O presidente da Comissão de Saúde da Câmara de Cuiabá, vereador Ricardo Saad (PSDB), apresentou durante a sessão plenária desta terça-feira (19) relatório parcial da “Rota da Saúde”, que começou na última sexta-feira (15).
O parlamentar afirma que se surpreendeu com a atual situação da saúde pública do município. “Eu tinha uma perspectiva diferente do que nós encontramos. Achava que estava um pouco melhor, mas a situação está muito crítica”, disparou o tucano fazendo referência à policlínica do Planalto.
Para o vereador, o prédio poderia ser interditado facilmente, já que se encontra em péssimas condições estruturais e de higiene. “Esse lugar está incompatível para realizar atendimento médico.
Essa policlínica está passível de interdição da vigilância sanitária. A situação lá está muito feia. A vigilância tem que ir lá interditar, mas infelizmente quem vai perder é a população. Então, é melhor mantê-la aberta, por isso que não faço a denúncia”.

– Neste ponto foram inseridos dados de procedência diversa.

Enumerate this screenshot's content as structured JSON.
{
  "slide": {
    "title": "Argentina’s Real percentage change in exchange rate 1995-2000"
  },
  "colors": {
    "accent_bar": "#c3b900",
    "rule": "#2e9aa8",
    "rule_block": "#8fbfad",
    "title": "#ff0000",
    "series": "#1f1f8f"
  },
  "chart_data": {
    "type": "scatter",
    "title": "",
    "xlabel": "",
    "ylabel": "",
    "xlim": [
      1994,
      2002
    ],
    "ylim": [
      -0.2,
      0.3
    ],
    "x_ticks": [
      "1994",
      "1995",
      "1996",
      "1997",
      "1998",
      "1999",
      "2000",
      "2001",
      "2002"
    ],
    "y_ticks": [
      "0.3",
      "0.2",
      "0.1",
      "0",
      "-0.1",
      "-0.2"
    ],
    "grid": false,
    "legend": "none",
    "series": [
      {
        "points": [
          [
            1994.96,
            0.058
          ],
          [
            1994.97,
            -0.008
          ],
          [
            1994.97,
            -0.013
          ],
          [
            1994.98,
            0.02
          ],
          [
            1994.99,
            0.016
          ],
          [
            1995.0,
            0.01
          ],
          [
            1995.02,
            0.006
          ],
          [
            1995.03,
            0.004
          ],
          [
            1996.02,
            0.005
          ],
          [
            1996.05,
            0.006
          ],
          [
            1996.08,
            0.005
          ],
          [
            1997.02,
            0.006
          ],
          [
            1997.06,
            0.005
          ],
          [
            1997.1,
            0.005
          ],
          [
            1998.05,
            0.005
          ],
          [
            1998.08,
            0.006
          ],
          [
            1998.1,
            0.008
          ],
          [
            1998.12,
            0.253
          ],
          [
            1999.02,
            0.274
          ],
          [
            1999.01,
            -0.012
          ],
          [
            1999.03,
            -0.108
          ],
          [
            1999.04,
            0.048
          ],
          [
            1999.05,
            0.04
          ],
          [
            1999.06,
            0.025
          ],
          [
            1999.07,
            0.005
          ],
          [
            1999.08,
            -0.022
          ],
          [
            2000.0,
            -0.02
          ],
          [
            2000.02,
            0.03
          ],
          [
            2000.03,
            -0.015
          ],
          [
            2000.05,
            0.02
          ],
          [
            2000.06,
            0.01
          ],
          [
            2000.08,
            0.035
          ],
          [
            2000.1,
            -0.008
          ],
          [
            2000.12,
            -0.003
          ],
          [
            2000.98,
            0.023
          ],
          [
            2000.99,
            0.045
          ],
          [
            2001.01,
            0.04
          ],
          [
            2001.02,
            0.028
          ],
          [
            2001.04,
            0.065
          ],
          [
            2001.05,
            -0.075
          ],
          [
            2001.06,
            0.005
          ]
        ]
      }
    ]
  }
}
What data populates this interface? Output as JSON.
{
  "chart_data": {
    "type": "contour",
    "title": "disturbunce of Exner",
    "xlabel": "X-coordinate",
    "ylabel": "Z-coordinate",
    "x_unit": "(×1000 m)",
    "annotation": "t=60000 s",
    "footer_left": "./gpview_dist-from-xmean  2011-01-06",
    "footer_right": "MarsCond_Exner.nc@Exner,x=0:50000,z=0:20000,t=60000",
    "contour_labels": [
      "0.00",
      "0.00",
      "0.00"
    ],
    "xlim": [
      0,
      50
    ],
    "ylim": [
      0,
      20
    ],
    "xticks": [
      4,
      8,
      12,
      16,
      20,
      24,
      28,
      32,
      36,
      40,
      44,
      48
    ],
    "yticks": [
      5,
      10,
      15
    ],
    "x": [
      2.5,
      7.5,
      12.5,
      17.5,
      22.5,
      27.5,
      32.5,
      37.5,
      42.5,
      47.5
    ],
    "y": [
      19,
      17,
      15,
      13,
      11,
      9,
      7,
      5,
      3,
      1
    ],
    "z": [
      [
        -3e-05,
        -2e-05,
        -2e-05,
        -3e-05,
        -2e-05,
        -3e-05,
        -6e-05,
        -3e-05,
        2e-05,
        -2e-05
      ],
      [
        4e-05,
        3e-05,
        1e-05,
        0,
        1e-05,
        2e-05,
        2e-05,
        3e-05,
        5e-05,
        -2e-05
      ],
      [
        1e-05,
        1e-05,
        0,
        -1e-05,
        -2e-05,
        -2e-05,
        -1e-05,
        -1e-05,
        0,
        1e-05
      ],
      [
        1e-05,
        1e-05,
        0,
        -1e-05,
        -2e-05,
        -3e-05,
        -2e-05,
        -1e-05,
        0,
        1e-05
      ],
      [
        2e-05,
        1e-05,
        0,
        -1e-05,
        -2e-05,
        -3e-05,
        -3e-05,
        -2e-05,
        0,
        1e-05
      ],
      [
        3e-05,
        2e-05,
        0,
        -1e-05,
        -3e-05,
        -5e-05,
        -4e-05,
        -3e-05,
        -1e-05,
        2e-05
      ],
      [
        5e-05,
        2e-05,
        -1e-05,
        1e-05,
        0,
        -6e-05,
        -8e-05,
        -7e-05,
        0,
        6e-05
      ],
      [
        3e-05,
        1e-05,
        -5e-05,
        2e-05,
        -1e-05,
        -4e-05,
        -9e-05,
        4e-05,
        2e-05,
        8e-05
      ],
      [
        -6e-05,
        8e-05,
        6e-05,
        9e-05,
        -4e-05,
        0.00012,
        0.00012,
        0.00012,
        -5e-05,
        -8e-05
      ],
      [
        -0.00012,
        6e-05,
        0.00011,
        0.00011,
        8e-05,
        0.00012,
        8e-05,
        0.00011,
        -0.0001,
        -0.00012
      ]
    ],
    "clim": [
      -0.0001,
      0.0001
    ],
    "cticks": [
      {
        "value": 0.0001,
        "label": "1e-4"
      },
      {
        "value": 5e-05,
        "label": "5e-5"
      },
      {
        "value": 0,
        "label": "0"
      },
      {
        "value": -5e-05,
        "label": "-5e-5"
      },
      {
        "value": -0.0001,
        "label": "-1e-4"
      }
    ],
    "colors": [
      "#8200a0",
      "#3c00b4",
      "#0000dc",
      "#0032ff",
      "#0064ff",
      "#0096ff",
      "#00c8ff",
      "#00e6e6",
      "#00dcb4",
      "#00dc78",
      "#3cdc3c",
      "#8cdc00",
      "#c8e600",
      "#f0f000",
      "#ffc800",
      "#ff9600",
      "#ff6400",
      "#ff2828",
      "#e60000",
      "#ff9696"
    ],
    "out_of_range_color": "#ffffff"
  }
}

Além da policlínica do Planalto, Saad, acompanhado dos vereadores Renivaldo Nascimento e Oseas Machado, vice-presidente e membro da Comissão, respectivamente, também visitaram a policlínica do bairro Verdão.
A principal demanda da unidade é ausência de médicos, o que tem dificultado o fechamento das escalas de plantões noturnos e de finais de semana. A baixa remuneração seria o motivo da dificuldade na contratação.
O parlamentar ainda se indignou com o fato de as unidades de saúde não oferecerem exames ultrassom. As policlínicas de Cuiabá só realizam exames de laboratório e raio-x.
Como que uma policlínica ainda não realiza este tipo de exame? Isso pode atrasar o tratamento de um paciente porque ele vai lá, consulta e o médico o encaminha para a Central de Regulação para fazer a ultrassom e lá você espera 60, 90 dias para fazer o exame. Agora você imagina uma mulher grávida esperar tudo isso. Vou fazer o maior esforço para reverter isso”, critica.
A Comissão irá percorrer as quatro demais policlínicas nesta sexta-feira (22). A intenção do grupo é fiscalizar todas as unidades de saúde da Capital no período de um mês. Na próxima semana, começam as visitas às unidades do Programa Saúde da Família (PSF).
Após o término deste trabalho, será elaborado um relatório final qual a ser encaminhado para o prefeito Mauro Mendes (PSB) e com cópia para o secretário de Saúde, Kamil Fares. A Comissão dará um prazo de 60 dias para que o Executivo comece a tomar as providências cabíveis. Caso não seja feito nada, Saad afirma que fará a denúncias aos órgãos competentes e ainda pedirá a substituição do secretário.
“O descaso com a nossa população é muito grande. Isso não pode permanecer assim. O vereador tem força para denunciar, afinal, somos os fiscais do povo. Vou entregar o relatório e dar um prazo para que eles tomem as providências cabíveis. Caso isso não aconteça, vou pedir a cabeça do secretário e buscar os órgãos competentes”.
REPASSES – Saad ainda aproveitou seu espaço em plenário para denunciar o atraso, por parte do Governo do Estado e da Prefeitura no repasse para os hospitais conveniados do Sistema Único e Saúde (SUS).
De acordo com ele, o recurso oriundo do Ministério da Saúde entrou há uma semana, contudo, ainda não foi repassado aos hospitais. Desta forma, os anestesistas já estão se organizando para entrar em greve.